They say that the dark is always attracted to the light. When you resonate a high vibrational positive healing frequency, the darkness (also referred to as negativity, the devil and so forth) will be drawn to this positive energy as a moth is drawn to a flame. It's the duality of our reality that creates such balance. And the universe will always step in to create balance where balance lacks. We would like to believe that balance means living a perfect, peaceful, harmonious existence. However this is not balance. Balance comes with good and bad, happy and sad, etc, etc. Perfection actually lies within imperfection. And so I've found that in manifesting peace, I have thus given birth to its adversary...Discord! And for me this discord arrives in the form of “Noise”! A grand conundrum of sorts.
I've spent years creating the perfect harmonious sanctuary to live in. I've adorned my space with reiki energy, crystals, orgonite, all types of positive energy devices and devices that block or neutralize negative energy, harmful EMF's, wi-fi and so forth. I even have a life-sized orgone meditation pyramid in the middle of my living room. I've constructed the perfect peaceful environment for healing. Yet, there's one extreme problem! The darkside wants to destroy it! And what is this darkside using as it's weapon? The answer is “Noise.” Terrible, destructive, putrid noise! And so it dawned on me that the universe, in all it's glory, sent the adversary of peace and quiet, aka noise, right to my front door.
At first this vile abhorrent noise voiced it's disdain as the actual sound of drills, hammers and machetes implemented by the construction workers outside by bedroom and balcony windows, as well as right outside my front door. Soon I began to expect this bedlam to introduce me to my day as it started early in the morning right outside my bedroom window. Even with the window completely shut, the agonizing commotion still comes crashing through. This noise reluctantly became my alarm clock. But then, this outer noise seemed to unearth a more insidious inner noise. This would be the subconscious noise created by all of the suffering my neighbors would endure at the expense of this constant nagging construction work. And as an empath, this subconscious noise would surely affect my consciousness and well being, thus creating noise within my own mind. So I must consciously disconnect from my environmental turmoil. I must disconnect from the collective consciousness of all of my surrounding neighbors.
I lie on the floor practicing yoga, as my apartment gyrates from the impact of the jack hammer smashing through concrete two flights below me. Large piles of wood carelessly dropped to the ground every few minutes. The crashing sound echoes through the apartment complex. With a magnet strapped to my head to prevent the impending headache, I practice slow breathing meditations on my balcony to the sound of pounding hammers and electrical saws. I speak with the manager in the leasing office who calmly explains that this 8-9 hour daily explosion of madness will only last another month and a half for my building...months for the entire complex. And the rent will probably increase when all this horrific work has come to its completion. So what am I to do? How shall I maintain my composure and not lose all sanity amidst this storm that's placed itself right outside the windows and doors of my very own home?
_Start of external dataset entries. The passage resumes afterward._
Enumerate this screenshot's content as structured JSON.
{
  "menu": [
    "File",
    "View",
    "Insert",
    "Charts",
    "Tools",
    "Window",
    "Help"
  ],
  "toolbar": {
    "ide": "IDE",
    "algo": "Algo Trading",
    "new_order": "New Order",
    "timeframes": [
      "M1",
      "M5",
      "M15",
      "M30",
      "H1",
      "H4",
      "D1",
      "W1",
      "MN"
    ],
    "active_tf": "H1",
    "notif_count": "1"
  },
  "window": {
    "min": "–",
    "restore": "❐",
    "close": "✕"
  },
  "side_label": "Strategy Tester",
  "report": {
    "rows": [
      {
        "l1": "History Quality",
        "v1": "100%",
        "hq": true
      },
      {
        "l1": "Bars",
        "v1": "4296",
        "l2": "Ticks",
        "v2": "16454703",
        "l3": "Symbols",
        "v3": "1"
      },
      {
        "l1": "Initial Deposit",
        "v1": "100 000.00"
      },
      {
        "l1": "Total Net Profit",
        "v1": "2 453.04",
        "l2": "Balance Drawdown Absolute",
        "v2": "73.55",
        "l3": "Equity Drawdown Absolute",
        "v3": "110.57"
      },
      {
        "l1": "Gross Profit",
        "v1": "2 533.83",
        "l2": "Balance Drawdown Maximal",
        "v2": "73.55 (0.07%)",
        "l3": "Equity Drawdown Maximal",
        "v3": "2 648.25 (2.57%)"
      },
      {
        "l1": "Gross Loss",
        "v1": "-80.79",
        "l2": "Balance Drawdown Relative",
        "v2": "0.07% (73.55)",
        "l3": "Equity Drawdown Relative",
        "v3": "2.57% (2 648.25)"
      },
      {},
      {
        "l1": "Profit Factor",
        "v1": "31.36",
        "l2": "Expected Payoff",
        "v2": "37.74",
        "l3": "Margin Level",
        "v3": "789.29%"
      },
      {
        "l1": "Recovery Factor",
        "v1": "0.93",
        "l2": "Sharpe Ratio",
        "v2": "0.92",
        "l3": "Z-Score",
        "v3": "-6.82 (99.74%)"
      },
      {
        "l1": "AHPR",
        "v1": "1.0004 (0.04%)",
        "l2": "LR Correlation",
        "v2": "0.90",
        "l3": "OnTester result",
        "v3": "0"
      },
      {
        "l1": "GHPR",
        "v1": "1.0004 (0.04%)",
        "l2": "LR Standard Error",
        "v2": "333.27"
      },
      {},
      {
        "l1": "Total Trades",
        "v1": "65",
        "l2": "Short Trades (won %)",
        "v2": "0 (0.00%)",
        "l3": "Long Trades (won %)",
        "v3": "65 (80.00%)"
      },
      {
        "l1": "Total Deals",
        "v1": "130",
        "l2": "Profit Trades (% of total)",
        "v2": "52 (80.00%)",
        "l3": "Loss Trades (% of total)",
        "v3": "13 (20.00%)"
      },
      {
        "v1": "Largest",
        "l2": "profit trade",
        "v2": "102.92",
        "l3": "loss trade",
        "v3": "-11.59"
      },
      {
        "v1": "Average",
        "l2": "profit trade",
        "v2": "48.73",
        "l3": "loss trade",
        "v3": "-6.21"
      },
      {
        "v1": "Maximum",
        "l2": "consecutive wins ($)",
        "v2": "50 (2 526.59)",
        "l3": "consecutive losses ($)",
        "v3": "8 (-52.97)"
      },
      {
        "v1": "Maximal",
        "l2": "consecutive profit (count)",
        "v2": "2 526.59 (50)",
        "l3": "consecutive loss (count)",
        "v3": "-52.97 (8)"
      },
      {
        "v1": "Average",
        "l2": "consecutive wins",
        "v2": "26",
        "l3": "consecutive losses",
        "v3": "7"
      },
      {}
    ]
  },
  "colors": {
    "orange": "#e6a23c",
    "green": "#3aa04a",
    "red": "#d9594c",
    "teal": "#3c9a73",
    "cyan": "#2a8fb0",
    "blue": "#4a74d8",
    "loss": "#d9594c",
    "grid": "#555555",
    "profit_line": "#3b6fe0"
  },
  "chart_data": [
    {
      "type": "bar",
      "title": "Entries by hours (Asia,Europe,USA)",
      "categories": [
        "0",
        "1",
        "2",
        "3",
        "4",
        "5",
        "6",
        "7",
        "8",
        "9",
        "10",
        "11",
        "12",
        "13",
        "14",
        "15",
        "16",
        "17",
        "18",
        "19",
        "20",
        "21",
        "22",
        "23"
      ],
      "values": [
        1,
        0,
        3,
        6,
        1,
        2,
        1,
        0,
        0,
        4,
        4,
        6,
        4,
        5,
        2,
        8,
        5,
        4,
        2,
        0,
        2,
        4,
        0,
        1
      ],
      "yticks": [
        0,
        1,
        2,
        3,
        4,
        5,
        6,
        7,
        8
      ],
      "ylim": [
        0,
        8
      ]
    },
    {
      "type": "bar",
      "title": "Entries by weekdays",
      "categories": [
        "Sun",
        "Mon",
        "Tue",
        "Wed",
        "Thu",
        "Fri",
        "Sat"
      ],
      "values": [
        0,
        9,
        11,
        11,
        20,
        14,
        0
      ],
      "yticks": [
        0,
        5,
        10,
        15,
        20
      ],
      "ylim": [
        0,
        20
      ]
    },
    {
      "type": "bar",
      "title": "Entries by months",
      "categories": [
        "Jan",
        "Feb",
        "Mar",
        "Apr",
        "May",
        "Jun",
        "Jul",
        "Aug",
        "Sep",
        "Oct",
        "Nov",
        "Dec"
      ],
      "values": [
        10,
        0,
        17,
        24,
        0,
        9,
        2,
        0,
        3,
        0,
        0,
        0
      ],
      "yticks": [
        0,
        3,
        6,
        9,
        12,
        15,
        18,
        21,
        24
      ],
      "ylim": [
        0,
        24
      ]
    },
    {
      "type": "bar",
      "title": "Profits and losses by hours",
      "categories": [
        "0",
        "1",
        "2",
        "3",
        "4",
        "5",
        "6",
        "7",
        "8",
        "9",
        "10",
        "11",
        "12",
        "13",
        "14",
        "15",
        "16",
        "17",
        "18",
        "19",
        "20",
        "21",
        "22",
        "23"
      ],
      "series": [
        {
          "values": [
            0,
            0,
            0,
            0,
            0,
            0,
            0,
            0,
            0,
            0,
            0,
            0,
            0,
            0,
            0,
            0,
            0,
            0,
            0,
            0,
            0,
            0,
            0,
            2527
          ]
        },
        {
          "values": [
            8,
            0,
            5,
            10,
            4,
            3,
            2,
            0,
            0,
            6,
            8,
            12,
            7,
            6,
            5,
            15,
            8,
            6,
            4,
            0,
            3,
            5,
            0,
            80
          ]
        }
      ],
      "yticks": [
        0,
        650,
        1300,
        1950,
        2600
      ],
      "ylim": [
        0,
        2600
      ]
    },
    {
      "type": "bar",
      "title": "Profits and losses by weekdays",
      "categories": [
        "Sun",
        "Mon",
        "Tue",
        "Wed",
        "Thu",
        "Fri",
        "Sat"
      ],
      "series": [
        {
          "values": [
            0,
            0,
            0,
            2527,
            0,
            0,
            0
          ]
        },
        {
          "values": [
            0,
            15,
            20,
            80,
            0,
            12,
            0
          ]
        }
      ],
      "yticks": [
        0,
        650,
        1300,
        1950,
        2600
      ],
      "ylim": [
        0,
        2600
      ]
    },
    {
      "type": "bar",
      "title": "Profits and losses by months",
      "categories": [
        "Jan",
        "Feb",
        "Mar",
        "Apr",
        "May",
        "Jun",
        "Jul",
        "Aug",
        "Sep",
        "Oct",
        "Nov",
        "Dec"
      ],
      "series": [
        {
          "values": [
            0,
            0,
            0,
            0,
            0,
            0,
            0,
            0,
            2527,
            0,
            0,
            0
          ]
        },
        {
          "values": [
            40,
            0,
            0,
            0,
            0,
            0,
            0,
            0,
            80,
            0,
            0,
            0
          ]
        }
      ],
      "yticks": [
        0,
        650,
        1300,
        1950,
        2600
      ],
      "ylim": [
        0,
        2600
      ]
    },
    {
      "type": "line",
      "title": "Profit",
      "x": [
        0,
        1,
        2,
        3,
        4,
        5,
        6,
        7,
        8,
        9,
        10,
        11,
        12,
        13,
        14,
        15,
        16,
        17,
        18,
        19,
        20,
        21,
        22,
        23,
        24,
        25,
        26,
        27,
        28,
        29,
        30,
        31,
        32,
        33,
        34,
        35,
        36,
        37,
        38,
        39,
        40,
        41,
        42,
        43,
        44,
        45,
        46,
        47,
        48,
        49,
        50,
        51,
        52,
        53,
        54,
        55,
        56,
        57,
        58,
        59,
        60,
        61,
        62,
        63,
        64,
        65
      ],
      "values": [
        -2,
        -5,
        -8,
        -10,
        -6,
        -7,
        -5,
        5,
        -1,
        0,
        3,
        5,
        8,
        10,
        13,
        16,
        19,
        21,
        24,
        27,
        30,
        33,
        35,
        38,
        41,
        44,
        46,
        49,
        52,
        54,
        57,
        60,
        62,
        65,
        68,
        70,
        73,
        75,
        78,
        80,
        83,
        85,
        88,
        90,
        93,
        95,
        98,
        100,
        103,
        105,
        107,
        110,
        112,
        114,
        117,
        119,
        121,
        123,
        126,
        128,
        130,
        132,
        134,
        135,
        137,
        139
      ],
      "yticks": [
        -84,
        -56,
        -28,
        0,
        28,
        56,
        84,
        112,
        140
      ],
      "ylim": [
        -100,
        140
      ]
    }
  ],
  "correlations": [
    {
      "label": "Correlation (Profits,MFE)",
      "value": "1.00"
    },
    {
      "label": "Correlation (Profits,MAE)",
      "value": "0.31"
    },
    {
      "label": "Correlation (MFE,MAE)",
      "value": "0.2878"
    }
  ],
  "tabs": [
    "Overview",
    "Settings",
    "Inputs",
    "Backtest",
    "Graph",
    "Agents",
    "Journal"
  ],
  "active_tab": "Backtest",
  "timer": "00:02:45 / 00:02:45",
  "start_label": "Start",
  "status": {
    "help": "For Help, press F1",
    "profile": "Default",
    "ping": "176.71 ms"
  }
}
A sanctuary where I spend most of my day hiding from the noise of the outside world, as I do not work a 9-5 job like many of my neighbors do.
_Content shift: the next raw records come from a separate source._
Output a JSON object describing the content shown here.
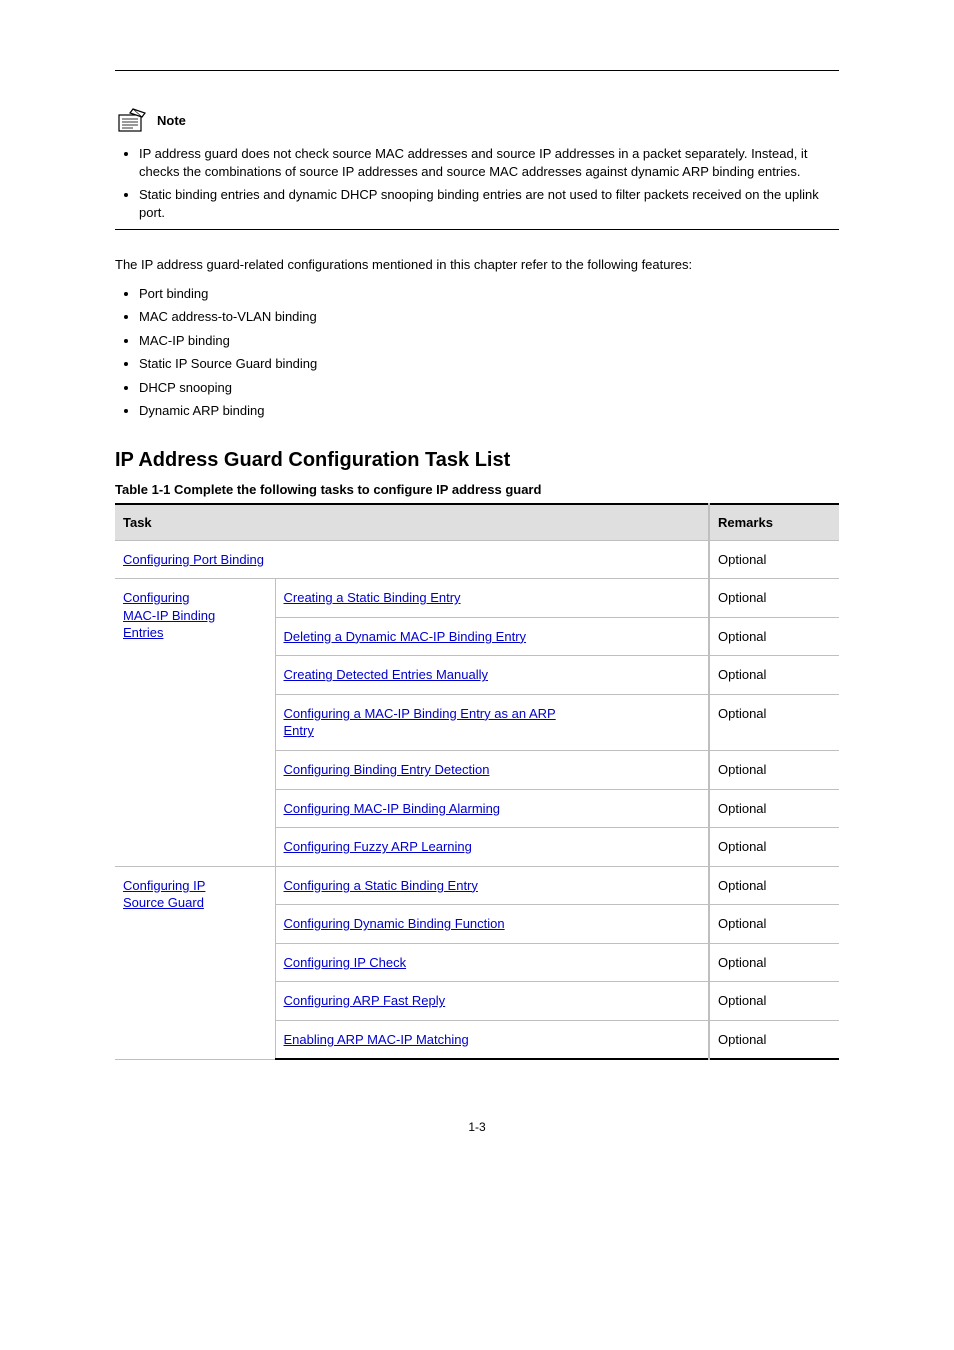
{
  "note": {
    "label": "Note",
    "items": [
      "IP address guard does not check source MAC addresses and source IP addresses in a packet separately. Instead, it checks the combinations of source IP addresses and source MAC addresses against dynamic ARP binding entries.",
      "Static binding entries and dynamic DHCP snooping binding entries are not used to filter packets received on the uplink port."
    ]
  },
  "intro_para": "The IP address guard-related configurations mentioned in this chapter refer to the following features:",
  "features": [
    "Port binding",
    "MAC address-to-VLAN binding",
    "MAC-IP binding",
    "Static IP Source Guard binding",
    "DHCP snooping",
    "Dynamic ARP binding"
  ],
  "taskList": {
    "heading": "IP Address Guard Configuration Task List",
    "tableCaption": "Table 1-1 Complete the following tasks to configure IP address guard",
    "headers": {
      "task": "Task",
      "remarks": "Remarks"
    },
    "rows": {
      "r0": {
        "task_link": "Configuring Port Binding",
        "remarks": "Optional"
      },
      "group1_left_line1": "Configuring",
      "group1_left_line2": "MAC-IP Binding",
      "group1_left_link": "Entries",
      "r1": {
        "link": "Creating a Static Binding Entry",
        "remarks": "Optional"
      },
      "r2": {
        "link": "Deleting a Dynamic MAC-IP Binding Entry",
        "remarks": "Optional"
      },
      "r3": {
        "link": "Creating Detected Entries Manually",
        "remarks": "Optional"
      },
      "r4": {
        "link_pre": "Configuring a MAC-IP Binding Entry as an ARP",
        "link_suf": "Entry",
        "remarks": "Optional"
      },
      "r5": {
        "link": "Configuring Binding Entry Detection",
        "remarks": "Optional"
      },
      "r6": {
        "link": "Configuring MAC-IP Binding Alarming",
        "remarks": "Optional"
      },
      "r7": {
        "link": "Configuring Fuzzy ARP Learning",
        "remarks": "Optional"
      },
      "group2_left_line1": "Configuring IP",
      "group2_left_link": "Source Guard",
      "r8": {
        "link": "Configuring a Static Binding Entry",
        "remarks": "Optional"
      },
      "r9": {
        "link": "Configuring Dynamic Binding Function",
        "remarks": "Optional"
      },
      "r10": {
        "link": "Configuring IP Check",
        "remarks": "Optional"
      },
      "r11": {
        "link": "Configuring ARP Fast Reply",
        "remarks": "Optional"
      },
      "r12": {
        "link": "Enabling ARP MAC-IP Matching",
        "remarks": "Optional"
      }
    }
  },
  "pageNumber": "1-3"
}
The answer? As difficult as it may sound, the answer is to stay calm. Yes, I must remain calm amidst the storm! I begin to remember how blessed I am to live in this beautiful luxury apartment, when just several years back I was homeless, living with lunatics off craigslist and in and out of hotels. My fate most certainly could be worse. And so I've made every effort to remain calm....and grateful. It is a challenge indeed. But this is a challenge we will all face at one point or another in this lifetime. Because we live in a universe ruled by the laws of duality. The darkside will always try to test us. It will always try to destroy our peace. Yet, when we gain control over our mind and stay calm, we can suppress, perhaps even eliminate the noise. Eliminate the discord. For the real noise is not noise at all... it is our perception of the noise. The noise will always be there. However, it is actually our perception of the noise that will either create or destroy our inner peace, our peace of mind.
So the lesson to remember here is that no matter how much peace we create in our lives, it's adversary “discord”, will attempt to make an appearance. It's our perception of the appearance of this discord which will ultimately determine whether or not our peaceful existence will remain peaceful or become influenced and absorbed by the discord. We must find balance. We cannot allow the outside noise to become inside noise! And fighting the noise will only cause more noise. So in actuality, we must accept our circumstances and make peace with it. We must accept that the noise exists. And thus...with this acceptance and calmness we actually block out the noise and create true and lasting internal peace! A peace that will neutralize any and all discord being directed at us! Learn to block out the noise and you will live a happier existence within the duality of this beautifully balanced dimension. And don't forget to be grateful!
Jennie Haiman is a Reiki Master Energy Healer, Co-Founder of Self Saviorz Society California Non-Profit 501(c)(3), Poet, Author and Entertainer with goals to help raise the vibration and consciousness of humanity!